Il s'agit aujourd’hui de promouvoir une culture syndicale où la production artisanale de semences soit bien plus qu’une activité résiduelle, un marché de niche pour une élite gastronomique, soucieuse de son bien être. Dans la relation qu’elle entretient aux autres espèces vivantes en plein champ, la production artisanale de semences s’adresse à l’ensemble du monde du travail dans l'évolution des modes de production et d’organisation du travail qui relie la pensée et l’action, la main, le corps et la tête. C’est bien un rapport à l’humanité et aux vivants qui est en jeu, et non pensé comme une activité refuge, rédemptrice, mais bien un moyen de se confronter et de comprendre la relation que l’on entretient avec le capitalisme et ses nouvelles formes aujourd’hui (capitalisme de surveillance et d’addiction) ou les rentes du techno-féodalisme (cf Yánis Varoufákis), et les idéologies réactionnaires qui les accompagnent.

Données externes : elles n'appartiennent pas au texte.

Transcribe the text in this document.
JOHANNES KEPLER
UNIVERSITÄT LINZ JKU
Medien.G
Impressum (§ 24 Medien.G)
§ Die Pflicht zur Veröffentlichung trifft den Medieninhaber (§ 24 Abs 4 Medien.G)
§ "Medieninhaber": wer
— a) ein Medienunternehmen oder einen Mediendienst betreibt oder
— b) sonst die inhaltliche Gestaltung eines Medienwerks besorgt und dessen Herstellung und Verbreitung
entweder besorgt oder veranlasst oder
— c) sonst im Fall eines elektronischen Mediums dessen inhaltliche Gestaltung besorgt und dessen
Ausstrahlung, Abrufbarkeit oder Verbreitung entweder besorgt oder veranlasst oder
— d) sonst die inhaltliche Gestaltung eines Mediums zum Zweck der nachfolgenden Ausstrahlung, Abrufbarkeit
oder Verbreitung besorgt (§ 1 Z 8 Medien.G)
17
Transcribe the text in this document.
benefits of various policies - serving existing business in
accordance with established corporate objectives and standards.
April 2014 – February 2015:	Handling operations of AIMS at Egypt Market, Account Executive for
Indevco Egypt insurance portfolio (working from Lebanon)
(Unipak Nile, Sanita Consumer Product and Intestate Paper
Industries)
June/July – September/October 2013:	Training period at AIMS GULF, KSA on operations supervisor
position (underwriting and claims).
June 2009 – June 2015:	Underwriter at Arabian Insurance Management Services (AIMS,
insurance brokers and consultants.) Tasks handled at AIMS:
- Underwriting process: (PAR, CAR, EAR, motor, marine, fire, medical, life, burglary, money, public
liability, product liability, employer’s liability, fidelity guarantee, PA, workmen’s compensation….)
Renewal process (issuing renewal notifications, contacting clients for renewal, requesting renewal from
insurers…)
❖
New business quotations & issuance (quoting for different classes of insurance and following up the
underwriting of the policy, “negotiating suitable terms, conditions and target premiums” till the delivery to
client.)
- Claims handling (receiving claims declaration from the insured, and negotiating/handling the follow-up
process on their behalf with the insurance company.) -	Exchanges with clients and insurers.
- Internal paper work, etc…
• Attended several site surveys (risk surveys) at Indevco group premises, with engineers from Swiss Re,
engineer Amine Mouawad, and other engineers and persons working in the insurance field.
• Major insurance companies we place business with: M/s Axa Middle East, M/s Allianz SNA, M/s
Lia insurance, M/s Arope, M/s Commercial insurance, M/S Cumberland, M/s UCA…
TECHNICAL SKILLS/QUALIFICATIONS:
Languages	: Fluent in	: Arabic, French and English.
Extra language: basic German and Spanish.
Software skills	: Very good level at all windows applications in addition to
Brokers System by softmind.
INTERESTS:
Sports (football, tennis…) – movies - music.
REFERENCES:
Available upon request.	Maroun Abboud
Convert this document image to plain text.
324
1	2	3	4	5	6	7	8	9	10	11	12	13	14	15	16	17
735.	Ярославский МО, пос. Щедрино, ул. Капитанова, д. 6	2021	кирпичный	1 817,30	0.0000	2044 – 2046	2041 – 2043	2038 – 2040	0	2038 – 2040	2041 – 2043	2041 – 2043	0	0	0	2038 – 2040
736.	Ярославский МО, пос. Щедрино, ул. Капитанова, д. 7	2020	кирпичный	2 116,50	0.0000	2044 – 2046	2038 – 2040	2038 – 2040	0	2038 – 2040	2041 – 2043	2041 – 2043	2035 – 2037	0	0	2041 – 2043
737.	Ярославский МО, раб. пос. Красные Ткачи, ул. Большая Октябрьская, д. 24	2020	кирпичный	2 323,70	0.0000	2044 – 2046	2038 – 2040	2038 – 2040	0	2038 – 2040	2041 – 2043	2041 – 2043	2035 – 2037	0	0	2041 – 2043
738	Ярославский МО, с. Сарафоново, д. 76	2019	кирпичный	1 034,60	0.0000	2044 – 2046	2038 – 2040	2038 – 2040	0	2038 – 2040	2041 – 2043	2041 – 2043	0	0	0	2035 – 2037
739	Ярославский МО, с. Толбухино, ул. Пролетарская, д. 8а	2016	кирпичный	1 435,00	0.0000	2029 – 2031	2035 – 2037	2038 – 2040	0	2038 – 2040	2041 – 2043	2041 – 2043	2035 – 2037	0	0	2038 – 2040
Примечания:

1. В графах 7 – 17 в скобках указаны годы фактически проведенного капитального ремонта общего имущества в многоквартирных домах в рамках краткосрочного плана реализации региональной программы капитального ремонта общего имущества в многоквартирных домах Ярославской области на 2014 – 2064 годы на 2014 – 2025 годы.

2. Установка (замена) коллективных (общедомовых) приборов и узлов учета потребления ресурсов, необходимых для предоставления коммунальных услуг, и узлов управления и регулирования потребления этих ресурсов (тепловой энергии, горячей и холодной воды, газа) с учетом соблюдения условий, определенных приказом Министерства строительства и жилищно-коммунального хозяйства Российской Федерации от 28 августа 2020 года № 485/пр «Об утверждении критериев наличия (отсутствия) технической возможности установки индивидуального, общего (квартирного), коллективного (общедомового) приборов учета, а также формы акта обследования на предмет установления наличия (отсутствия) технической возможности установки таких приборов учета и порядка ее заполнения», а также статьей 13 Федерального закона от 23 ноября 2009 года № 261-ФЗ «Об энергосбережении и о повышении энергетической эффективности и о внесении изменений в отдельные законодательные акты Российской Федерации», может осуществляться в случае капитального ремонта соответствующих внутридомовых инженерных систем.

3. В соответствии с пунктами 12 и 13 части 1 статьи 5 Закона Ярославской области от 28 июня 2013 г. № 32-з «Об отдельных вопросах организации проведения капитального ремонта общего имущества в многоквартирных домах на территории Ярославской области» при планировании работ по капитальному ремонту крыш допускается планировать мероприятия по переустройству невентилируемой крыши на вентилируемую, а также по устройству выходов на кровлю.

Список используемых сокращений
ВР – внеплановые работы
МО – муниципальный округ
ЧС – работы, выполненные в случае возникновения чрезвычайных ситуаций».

L’engagement d’un·e artisan·ne semencièr·e est donc à la fois professionnel et politique : c’est donc un engagement collectif. Politique parce qu’il part du travail, de son approfondissement pour aiguiser son sens de l’observation dans sa manière à co-évoluer avec les vivants. Parce qu'il part de la revendication collective à faire respecter la « belle ouvrage » qu’il réalise pour conserver, améliorer et créer une variété. Politique parce qu’il remet en cause le régime de propriété des brevets sur les semences et les nouvelles technologies génomiques et le forçage génétique qui l’accompagne. Politique parce qu’il remet en cause le terme même « d’obtenteur » et de « paysan·ne·s multiplicateur·trice·s ». Politique, car il s’inscrit dans un mouvement plus vaste de post-croissance pour sortir de l’extractivisme et du productivisme.

Le 30 septembre 2024

 

Graines de Liberté – Hadoù ar Frankiz , Les Jardins des Thorains

 

1Syndicaliste, fondateur du mouvement des « Paysans travailleurs » ; déclara en 1973 au Larzac : « Nous sommes venus assister à un mariage. Celui des Lip et du Larzac, celui des ouvriers et des paysans. Jamais plus les paysans ne seront des Versaillais, jamais plus ils ne s’opposeront à ceux qui veulent changer la société."

 

2Taylorisme (de Frederick Winslow Taylor) désigne la forme d'organisation "scientifique" du travail par une séparation radicale entre ceux qui conçoivent et ceux qui produisent : l’ouvrier n’est pas là pour penser, mais pour exécuter des gestes calculés et répétitifs pour lui. Il est dépossédé de son expertise et du sens de son travail, du belle ouvrage. Il s'agit d'augmenter l’efficacité et la productivité des travailleurs en individualisant les tâches et en standardisant les méthodes de travail.